In the Sundry Civil Appropriation Act, approved March 3, 1903, c 1007, 32 Stat. 1102, Congress enacted:

'To enable the Regents of the Smithsonian Institution to commence the erection of a suitable fireproof building with granite fronts, for the use of the National Museum, to be erected on the north side of the Mall, between Ninth and Twelfth streets, Northwest, substantially in accordance with the plan A, prepared and submitted to congress by the Secretary of the Smithsonian Institution under the provisions of the act approved June twenty-eighth, nineteen hundred and two, two hundred and fifty thousand dollars. Said building complete, including heating and ventilating apparatus and elevators, shall cost not to exceed three million five hundred thousand dollars, and a contract or contracts for its completion is hereby authorized to be entered into subject to appropriations to be made by Congress. The construction shall be in charge of Bernard R. Green, Superintendent of Buildings and Grounds, Library of Congress, who shall make the contracts herein authorized and disburse all appropriations made for the work, and shall receive as full compensation for his services hereunder the sum of two thousand dollars annually in addition to his present salary, to be paid out of said appropriations.'

On October 23, 1906, Frank F. Graham entered into a contract with Bernard R. Green, 'acting under the direction of the Regents of the Smithsonian Institution, for and in behalf of the United States of America,' whereby he (Graham) agreed to 'transport from the quarry, cut, box and deliver complete, all the Bethel granite,' to be furnished by Green 'free on board cars at the quarry at Bethel, Vt required for that portion of the South Pavilion above the first floor level of the said building for the National Museum in Washington, District of Columbia, described as part 'C' in the specifications, the drawings therein referred to, and the instructions and general conditions, all for the gross sum of one hundred and forty nine thousand dollars. ' To secure the performance of his contract Graham executed bond in the penalty of $50,000 with the Title Guaranty & Surety Company as surety. This contract, among other things, provided that, if Graham failed 'to prosecute faithfully and diligently the work in accordance with the specifications and requirements of this contract, then green or his successor legally appointed should have power with the sanction of the Regents of the Smithsonian Institution to annul this contract by giving notice in writing to that effect' to Graham. That the United States should have the right to recover whatever sums might be required to complete the contract after such annulment, in excess of Graham's contract price, and apply to such completion of the work any sums not paid over to Graham at the time for work done by him. On March 18, 1908, Green, alleging that Graham had stopped work and failed to prosecute it faithfully and diligently as the contract required, gave notice to Graham in writing of its annulment, and subsequently the work was done and completed by the government under Green's supervision at a cost in excess of Graham's contract price, after taking into account prior payments, of $56,080.75. Thereupon the United States instituted this suit upon Graham's bond and after a protracted jury trial, on June 25, 1910, secured a verdict for $50,000 against Graham and the surety company, upon which verdict judgment was entered by the court on June 28, 1910, for said sum of $50,000 and $280.19 costs of suit. To this judgment this writ of error has been sued out.

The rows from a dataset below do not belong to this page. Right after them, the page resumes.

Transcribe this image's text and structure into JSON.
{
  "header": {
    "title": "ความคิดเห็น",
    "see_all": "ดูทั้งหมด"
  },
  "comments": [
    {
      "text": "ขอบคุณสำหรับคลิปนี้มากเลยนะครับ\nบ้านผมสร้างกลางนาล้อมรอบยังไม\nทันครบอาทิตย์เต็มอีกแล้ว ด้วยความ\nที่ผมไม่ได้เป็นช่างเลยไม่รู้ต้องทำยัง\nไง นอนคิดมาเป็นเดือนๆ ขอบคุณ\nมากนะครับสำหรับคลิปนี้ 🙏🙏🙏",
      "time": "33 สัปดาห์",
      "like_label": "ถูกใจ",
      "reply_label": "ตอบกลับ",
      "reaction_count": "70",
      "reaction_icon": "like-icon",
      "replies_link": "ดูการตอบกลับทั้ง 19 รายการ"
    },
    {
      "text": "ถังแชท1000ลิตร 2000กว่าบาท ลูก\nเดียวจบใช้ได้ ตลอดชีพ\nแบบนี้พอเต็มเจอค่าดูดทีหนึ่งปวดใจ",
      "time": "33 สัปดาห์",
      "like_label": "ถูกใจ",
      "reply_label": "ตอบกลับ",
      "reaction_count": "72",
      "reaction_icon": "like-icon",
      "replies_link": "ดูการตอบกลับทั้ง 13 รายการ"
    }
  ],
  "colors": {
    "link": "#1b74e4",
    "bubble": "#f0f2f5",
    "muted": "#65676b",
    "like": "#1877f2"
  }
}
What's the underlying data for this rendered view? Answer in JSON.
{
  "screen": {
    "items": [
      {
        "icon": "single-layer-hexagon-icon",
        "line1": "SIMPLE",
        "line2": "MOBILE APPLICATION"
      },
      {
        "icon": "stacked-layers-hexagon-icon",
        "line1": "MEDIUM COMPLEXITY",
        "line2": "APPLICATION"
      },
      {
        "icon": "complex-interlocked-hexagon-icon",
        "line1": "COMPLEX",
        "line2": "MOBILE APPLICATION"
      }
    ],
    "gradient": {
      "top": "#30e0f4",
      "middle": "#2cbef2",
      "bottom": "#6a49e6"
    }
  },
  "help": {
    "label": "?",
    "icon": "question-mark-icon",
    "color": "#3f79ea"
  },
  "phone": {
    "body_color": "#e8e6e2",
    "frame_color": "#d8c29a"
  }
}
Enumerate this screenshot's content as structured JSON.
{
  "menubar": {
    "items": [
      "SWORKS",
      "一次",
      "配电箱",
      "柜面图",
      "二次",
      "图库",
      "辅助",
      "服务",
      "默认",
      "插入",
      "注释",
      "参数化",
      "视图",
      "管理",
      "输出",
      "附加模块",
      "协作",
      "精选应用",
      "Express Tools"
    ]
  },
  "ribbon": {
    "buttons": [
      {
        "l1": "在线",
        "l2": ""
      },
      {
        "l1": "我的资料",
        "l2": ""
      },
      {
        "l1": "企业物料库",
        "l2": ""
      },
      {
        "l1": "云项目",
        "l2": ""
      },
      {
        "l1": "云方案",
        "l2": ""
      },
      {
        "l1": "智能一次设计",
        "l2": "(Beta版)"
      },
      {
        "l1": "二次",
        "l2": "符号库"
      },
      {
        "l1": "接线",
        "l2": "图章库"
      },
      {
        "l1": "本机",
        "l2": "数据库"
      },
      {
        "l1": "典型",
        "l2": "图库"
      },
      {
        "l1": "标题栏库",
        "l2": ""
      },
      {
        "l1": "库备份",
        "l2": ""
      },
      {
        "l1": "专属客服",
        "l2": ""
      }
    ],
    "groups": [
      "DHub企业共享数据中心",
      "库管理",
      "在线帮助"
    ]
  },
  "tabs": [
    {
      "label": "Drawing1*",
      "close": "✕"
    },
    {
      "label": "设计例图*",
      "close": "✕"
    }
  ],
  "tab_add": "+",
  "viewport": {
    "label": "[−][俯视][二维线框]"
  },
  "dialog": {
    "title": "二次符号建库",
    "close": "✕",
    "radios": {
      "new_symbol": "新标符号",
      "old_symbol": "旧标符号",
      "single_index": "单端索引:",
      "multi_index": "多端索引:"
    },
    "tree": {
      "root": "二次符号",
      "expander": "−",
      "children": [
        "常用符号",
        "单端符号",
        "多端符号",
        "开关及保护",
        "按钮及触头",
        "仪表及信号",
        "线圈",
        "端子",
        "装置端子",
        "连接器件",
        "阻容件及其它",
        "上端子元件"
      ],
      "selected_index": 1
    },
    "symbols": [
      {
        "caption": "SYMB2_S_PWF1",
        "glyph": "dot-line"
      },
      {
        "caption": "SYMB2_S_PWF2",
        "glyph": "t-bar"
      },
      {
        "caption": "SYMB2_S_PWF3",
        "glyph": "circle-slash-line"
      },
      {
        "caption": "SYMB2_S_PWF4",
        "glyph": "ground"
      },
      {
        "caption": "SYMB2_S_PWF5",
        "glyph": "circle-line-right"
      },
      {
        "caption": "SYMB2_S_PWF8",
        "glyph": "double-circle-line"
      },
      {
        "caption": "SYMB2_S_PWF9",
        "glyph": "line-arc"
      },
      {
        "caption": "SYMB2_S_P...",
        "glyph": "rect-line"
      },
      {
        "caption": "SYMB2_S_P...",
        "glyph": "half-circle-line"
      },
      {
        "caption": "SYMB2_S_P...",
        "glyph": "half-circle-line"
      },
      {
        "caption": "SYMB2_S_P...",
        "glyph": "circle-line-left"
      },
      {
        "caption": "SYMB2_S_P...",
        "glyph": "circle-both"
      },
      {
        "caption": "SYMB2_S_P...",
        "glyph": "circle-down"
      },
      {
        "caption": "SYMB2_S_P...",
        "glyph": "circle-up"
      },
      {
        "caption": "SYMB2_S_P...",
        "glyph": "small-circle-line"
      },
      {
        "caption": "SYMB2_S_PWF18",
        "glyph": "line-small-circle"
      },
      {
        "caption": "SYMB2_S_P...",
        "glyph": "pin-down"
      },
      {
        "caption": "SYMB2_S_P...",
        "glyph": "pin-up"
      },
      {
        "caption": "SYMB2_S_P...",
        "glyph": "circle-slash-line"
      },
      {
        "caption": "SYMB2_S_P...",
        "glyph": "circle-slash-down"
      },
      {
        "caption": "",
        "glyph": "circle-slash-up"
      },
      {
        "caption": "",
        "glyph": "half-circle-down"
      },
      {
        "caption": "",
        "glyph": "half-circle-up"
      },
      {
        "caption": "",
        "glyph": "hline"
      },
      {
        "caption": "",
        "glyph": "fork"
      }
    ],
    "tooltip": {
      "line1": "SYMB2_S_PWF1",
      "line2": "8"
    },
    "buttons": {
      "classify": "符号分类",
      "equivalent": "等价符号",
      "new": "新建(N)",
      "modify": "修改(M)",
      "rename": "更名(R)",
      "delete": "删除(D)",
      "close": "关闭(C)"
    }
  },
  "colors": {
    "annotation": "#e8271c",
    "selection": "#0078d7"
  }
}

Charles F. Harley (George R. Gaither, John B. A. Wheltle, and Burdette B. Webster, on the brief), for plaintiffs in error.

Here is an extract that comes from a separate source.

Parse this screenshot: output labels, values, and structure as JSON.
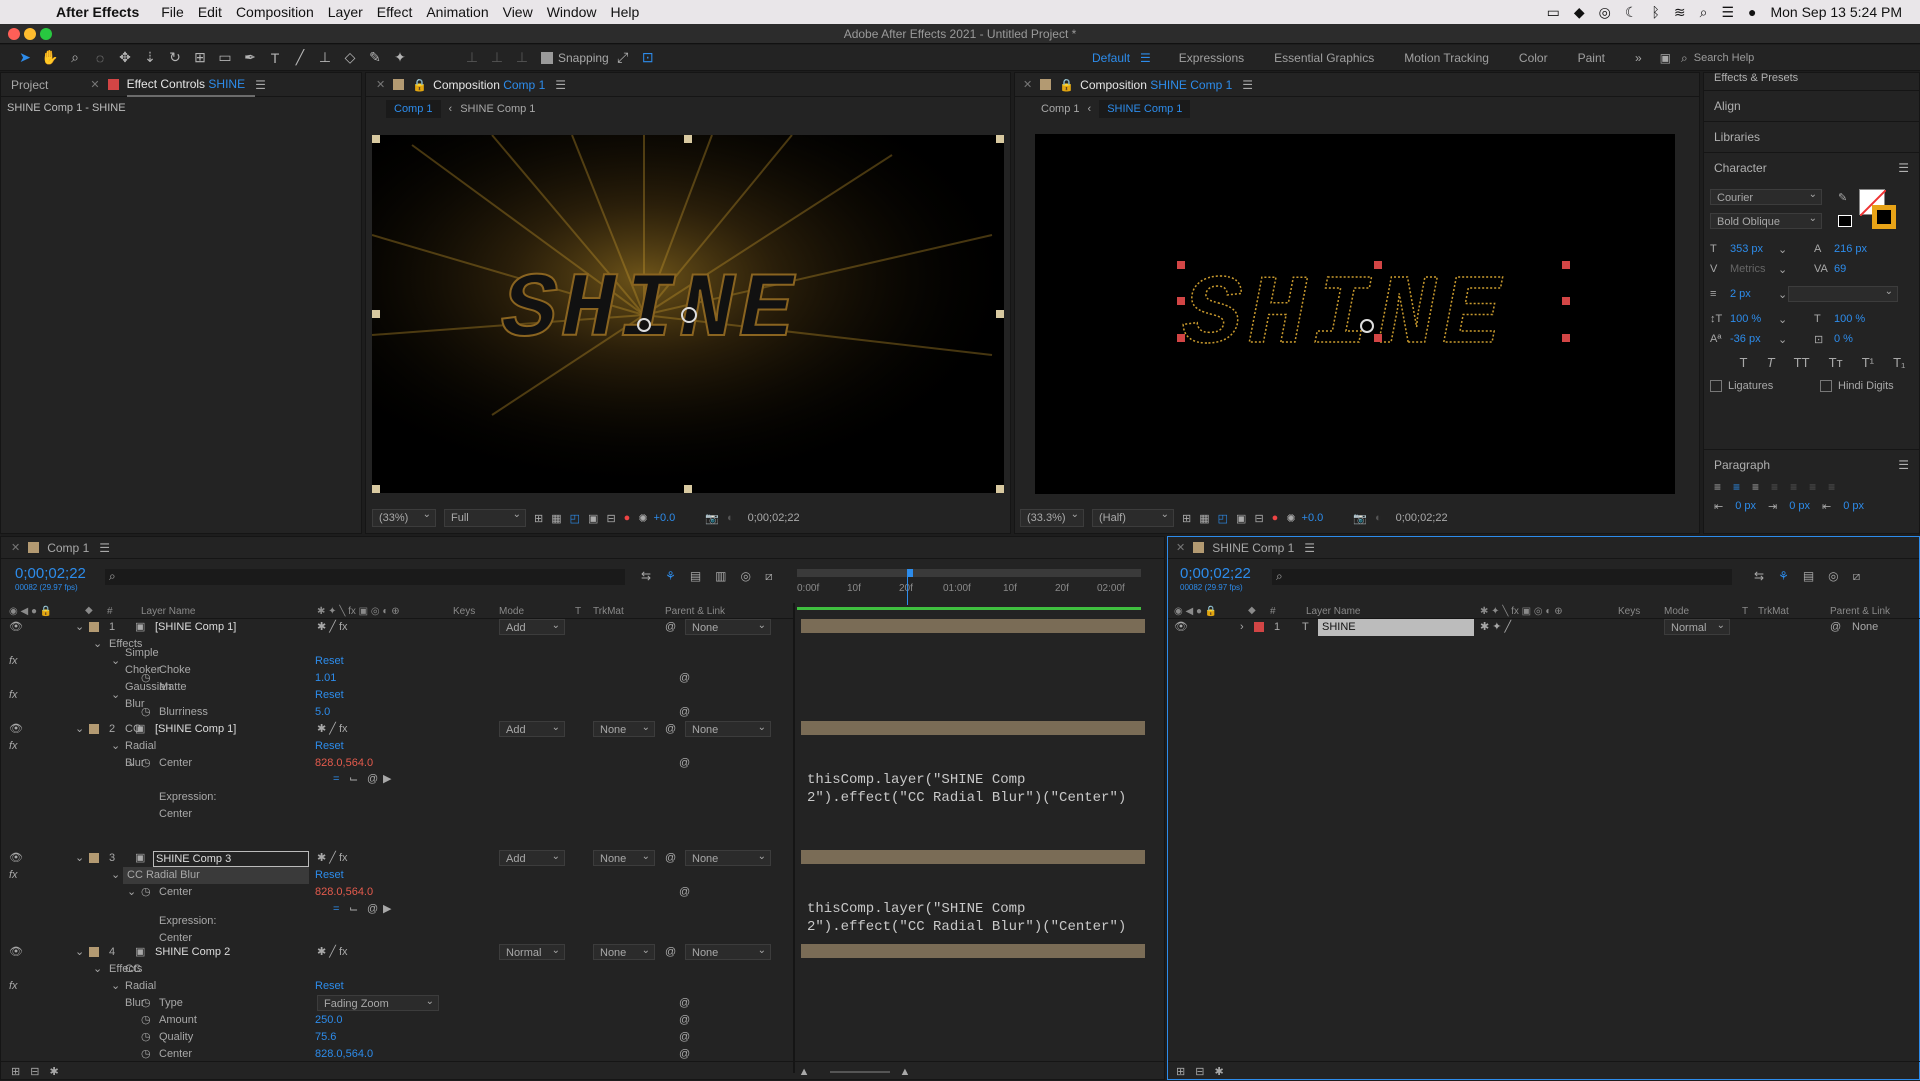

John Philip Hill, U.S. Atty., and J. Craig McLanahan, Asst. U.S. Atty., for the United States.

Before PRITCHARD, Circuit Judge, and DAYTON and CONNOR, District judges.

DAYTON District Judge (after stating the facts as above).

Graham filed some 14 and the surety company 15 pleas in defense of this suit. The first 14 filed by the surety company are substantially the same as those filed by Graham, and both sets could have been well reduced to 4, one the general issue, the other 3 setting forth the charges: First, that the contract was not annulled lawfully by Green; second, that Green had not performed the conditions of the contract required of him in the furnishing of the granite properly to Graham, whereby and by reason whereof he had broken the contract, and Graham was entitled to abandon it; third, that the expenditures after annulment of the contract by Green in the completion of the work were not reasonable and fair. The fifteenth plea filed specially by the surety company set forth that, without its knowledge and assent, material alterations had been made in the contract, whereby it became released of its surety obligation. Thus analyzed it will be perceived that of these three substantial defenses, other than the general issue, set up by these defendants jointly in their multitude of pleas, the last two presented wholly questions of fact which were proper to be submitted to the jury under instructions of the court. During the course of the trial, extended over some 28 days, 39 separate bills of exception were taken, and 47 assignments of error are now here made.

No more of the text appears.